Knoll: Es gab anschließend sogar eine Stadtratsdebatte zum Thema Hassmusik. Das hat uns Mut gemacht. Plötzlich war spürbar, dass eine Solidarität in der Stadt herrscht, dass die Leute entsetzt waren und sagten, wir wollen keine Gewalt gegen Schwule, Lesben und Transgender. Aber Gewalt ist nicht nur schockierend, wenn darüber gesungen wird, sondern natürlich auch, wenn sie wirklich passiert.

sueddeutsche.de: Vermeiden es viele Homosexuelle inzwischen, Hand in Hand mit ihrem Partner durch die Straßen zu gehen?

Knoll: Davor haben Schwule doch schon immer Angst. Welcher Schwule geht denn schon gerne Hand in Hand durchs Hasenbergl? Aber dass es jetzt auch im Glockenbachviertel schwierig ist, ist neu.

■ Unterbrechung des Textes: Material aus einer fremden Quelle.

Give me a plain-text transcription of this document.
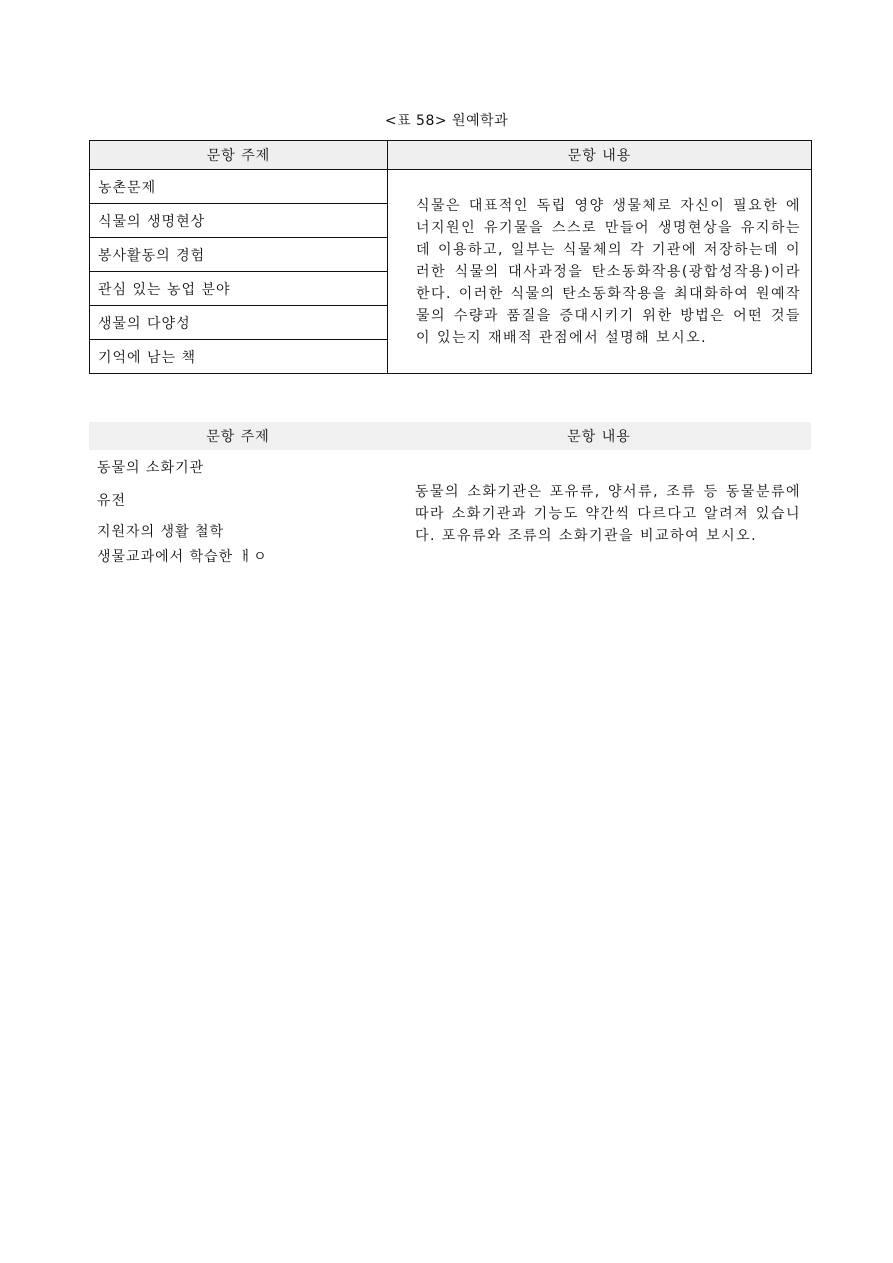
<표 58> 원예학과
문항 주제	문항 내용
농촌문제	식물은 대표적인 독립 영양 생물체로 자신이 필요한 에너지원인 유기물을 스스로 만들어 생명현상을 유지하는데 이용하고, 일부는 식물체의 각 기관에 저장하는데 이러한 식물의 대사과정을 탄소동화작용(광합성작용)이라 한다. 이러한 식물의 탄소동화작용을 최대화하여 원예작물의 수량과 품질을 증대시키기 위한 방법은 어떤 것들이 있는지 재배적 관점에서 설명해 보시오.
식물의 생명현상	
봉사활동의 경험	
관심 있는 농업 분야	
생물의 다양성	
기억에 남는 책	
문항 주제	문항 내용
동물의 소화기관	동물의 소화기관은 포유류, 양서류, 조류 등 동물분류에 따라 소화기관과 기능도 약간씩 다르다고 알려져 있습니다. 포유류와 조류의 소화기관을 비교하여 보시오.
유전	
지원자의 생활 철학	
생물교과에서 학습한 ㅐㅇ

sueddeutsche.de: Ist Ihnen schon einmal etwas passiert?

Knoll: Wenn ich sonntags Arm in Arm mit meinem Freund an der Isar spazieren gehe, schreit schon mal jemand über die Wiese: "Ey, ihr schwulen Säue!" Das ist leider banaler Alltag in der Stadt. Mir reicht es wirklich!